Wie schmeckt Schwan eigentlich?


----------



## Hanjupp-0815 (28. März 2022)

Wau, schon 9 Schwäne am Tegernsee !
An solchen Berichten sieht man wie weit sich die meisten Menschen von der Natur entfernt haben


----------



## Esox 1960 (28. März 2022)

ollidi schrieb:


> Wie schmeckt Schwan eigentlich?











						Kann man Schwan essen? - Landlive.de
					

Schwan essen. Darf man das und wie schmeckt Schwan? Immer wieder taucht im Netz die Frage auf, ob man Schwan ... Weiterlesen ...




					www.landlive.de


----------



## Blueser (28. März 2022)

Kormoran soll besser schmecken, hab ich gehört...


----------



## Kauli11 (28. März 2022)

ollidi schrieb:


> Wie schmeckt Schwan eigentlich?


Wenn sie jung sind schmecken sie gut.


----------



## Minimax (28. März 2022)

Liebe Anglerboard Redaktion, entschuldigt bitte, einer muss ja wieder die Partypupe sein: "Aggresiver" im Artikeltitel bitte mit Doppel-S.

Zum Thema an sich hab ich wenig Sinnvolles bzw. Neues beizutragen. Die Schwäne und ich wahren einen bröckeligen Frieden der auf gegenseitigem Abstand, Arme/Flügelausbreiten und Fauch-Wettbewerben basiert.


----------



## PirschHirsch (28. März 2022)

Kay1 schrieb:


> Schade das nicht alle Wasservögel ihr Revier so verteidigen können.
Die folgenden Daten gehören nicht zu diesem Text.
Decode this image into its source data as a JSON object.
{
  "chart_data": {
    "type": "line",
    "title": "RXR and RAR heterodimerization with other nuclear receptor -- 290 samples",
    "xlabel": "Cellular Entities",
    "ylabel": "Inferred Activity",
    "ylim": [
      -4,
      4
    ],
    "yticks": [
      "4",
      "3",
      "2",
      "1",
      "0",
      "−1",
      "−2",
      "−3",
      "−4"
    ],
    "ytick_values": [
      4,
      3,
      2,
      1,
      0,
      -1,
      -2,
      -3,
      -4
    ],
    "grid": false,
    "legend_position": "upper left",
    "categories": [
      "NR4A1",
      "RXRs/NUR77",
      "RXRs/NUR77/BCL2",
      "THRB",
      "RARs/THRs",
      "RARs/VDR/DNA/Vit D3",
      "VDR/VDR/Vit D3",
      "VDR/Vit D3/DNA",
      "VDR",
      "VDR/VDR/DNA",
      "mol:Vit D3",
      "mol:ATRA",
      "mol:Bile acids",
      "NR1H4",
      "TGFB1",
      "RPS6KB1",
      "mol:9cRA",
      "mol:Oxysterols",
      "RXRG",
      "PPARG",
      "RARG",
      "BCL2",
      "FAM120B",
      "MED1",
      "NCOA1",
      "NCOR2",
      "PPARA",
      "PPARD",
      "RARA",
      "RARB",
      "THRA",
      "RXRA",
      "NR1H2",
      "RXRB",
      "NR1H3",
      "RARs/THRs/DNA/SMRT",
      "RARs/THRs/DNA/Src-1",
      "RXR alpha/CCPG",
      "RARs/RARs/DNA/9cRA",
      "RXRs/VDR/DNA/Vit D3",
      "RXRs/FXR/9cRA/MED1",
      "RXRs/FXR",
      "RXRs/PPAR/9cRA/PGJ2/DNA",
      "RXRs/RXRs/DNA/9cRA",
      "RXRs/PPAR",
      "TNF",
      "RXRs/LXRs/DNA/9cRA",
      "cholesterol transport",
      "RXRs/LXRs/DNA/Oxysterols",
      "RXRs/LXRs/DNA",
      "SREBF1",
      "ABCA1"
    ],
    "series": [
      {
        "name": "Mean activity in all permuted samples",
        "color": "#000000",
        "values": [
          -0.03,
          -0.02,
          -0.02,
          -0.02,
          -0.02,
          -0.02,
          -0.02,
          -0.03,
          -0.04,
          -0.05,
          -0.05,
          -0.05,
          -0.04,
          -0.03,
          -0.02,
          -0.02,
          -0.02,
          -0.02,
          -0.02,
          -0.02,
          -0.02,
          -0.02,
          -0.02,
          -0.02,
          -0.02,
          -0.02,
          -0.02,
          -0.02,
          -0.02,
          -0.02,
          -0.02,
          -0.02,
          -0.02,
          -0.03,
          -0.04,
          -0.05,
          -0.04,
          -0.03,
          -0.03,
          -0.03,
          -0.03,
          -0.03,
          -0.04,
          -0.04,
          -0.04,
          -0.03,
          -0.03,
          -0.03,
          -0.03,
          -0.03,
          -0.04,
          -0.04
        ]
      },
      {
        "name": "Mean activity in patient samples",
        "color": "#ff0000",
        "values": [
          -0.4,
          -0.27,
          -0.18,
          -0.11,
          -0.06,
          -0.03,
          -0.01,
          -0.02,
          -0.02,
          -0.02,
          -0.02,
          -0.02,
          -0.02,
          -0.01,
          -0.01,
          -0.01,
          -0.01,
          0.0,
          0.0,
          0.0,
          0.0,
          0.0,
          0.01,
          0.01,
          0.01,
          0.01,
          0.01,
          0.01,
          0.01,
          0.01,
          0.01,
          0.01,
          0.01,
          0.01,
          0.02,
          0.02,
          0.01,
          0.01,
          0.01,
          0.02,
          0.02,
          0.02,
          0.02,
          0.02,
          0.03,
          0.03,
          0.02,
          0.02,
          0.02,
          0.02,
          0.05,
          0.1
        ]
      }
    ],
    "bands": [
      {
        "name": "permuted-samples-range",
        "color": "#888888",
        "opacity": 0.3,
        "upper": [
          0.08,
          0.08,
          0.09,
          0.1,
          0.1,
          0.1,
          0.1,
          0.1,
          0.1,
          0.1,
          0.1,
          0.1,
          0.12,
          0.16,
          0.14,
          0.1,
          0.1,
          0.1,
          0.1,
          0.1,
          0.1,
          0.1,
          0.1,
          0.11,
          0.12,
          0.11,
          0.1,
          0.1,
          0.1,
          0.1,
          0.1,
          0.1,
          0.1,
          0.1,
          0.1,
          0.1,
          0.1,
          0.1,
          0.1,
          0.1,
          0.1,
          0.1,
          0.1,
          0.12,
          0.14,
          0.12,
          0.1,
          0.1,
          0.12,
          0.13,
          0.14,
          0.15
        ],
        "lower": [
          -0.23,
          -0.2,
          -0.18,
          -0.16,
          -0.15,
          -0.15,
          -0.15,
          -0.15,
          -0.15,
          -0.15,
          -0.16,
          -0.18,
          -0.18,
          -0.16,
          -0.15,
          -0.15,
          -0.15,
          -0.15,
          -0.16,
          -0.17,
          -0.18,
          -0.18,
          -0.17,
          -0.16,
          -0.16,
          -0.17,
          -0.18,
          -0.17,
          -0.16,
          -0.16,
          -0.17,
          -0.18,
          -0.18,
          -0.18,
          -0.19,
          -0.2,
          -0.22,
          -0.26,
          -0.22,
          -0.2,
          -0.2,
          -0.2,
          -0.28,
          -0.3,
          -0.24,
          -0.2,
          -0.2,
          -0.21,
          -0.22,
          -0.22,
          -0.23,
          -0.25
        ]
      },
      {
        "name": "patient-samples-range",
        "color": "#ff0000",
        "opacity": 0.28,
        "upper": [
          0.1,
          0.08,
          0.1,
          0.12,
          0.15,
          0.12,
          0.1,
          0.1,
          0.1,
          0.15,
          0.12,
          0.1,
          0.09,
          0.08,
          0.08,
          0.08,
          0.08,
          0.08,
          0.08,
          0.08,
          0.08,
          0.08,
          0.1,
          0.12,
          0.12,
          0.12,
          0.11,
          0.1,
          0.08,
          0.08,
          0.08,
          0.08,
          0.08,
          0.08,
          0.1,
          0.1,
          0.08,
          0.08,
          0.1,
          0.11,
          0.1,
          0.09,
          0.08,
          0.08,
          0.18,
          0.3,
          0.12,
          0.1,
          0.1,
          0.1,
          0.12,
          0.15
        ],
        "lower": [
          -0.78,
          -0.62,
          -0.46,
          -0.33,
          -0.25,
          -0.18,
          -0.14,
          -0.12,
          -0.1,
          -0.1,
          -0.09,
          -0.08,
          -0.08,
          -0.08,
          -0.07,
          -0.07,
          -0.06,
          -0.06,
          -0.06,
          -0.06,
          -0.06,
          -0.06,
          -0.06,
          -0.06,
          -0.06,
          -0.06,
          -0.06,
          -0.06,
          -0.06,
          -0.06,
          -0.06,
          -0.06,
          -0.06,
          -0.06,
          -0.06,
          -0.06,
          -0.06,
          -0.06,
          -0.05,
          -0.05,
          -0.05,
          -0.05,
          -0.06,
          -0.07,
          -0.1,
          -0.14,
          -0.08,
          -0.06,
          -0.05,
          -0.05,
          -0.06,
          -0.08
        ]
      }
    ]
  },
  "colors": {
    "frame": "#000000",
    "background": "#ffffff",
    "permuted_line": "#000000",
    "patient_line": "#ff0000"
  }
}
Ich finde das nicht so schade: Andauernd irgendwelche (Kombi-) Geschwader höchst plättwütiger Hitchcock-Stukas am Hals empfände ich doch als recht unentspannend


----------



## Brandungsbrecher (29. März 2022)

ollidi schrieb:


> Wie schmeckt Schwan eigentlich?


Wie Hühnchen


----------



## FischFreund84 (29. März 2022)

Ich hatte auch schon ein Erlebnis mit einem Schwan. Stand am See am Ufer und habe meine ersten Würfe gemacht. Weiter draußen auf dem Wasser schwomm ein Schwan und meine Freundin, die etwas weiter weg stand, rief schon immer, dass der genau Kurs auf mich nähme. Irgendwann stand er dann auch nur noch ein oder zwei Meter neben mir am Ufer. Habe ihn komplett ignoriert und weiter ausgeworfen, weil ich mir nicht vorstellen konnte, dass so ein Schwan sich ernsthaft an mich ran traut. Plötzlich, ich rechnete gar nicht damit, stieß der mich tatsächlich von der Seite it seinem Schnabel oder biss in meine Hose. Es ist nichts passiert, tat auch nicht weh, aber ich habe ihn dann für so viel Mut belohnt und bin zum nächsten Spot weitergezogen.


----------



## yukonjack (29. März 2022)

Schaut euch bei Gelegenheit mal die Paddelfüße von so einem Schwan an, da ist Eward mit den Scheerenhänden nix gegen.


----------



## thanatos (29. März 2022)

ollidi schrieb:


> Wie schmeckt Schwan eigentlich?


Keine Ahnung ? soo schlecht kann es nicht sein - sonst währe es nicht dem Adel vorbehalten gewesen .
Zu DDR - zeiten auch , nur ein guter Genosse durfte jagen -auch Höckerschwäne .


----------



## angler1996 (29. März 2022)

FischFreund84 schrieb:


> "en Würfegemacht........ Weiter draußen auf dem Wasser schwomm ein Schwan und meine Freundin,............ weitergezogen"




????


----------



## FischFreund84 (29. März 2022)

angler1996 schrieb:


> ????


Gut, an einer Stelle fehlte ein Lehrzeichen, aber ich weiß jetzt, ehrlich gesagt, nicht genau, was du mit den Fragezeichen zum Ausdruck bringen willst.


----------



## angler1996 (29. März 2022)

FischFreund84 schrieb:


> Gut, an einer Stelle fehlte ein Lehrzeichen, aber ich weiß jetzt, ehrlich gesagt, nicht genau, was du mit den Fragezeichen zum Ausdruck bringen willst.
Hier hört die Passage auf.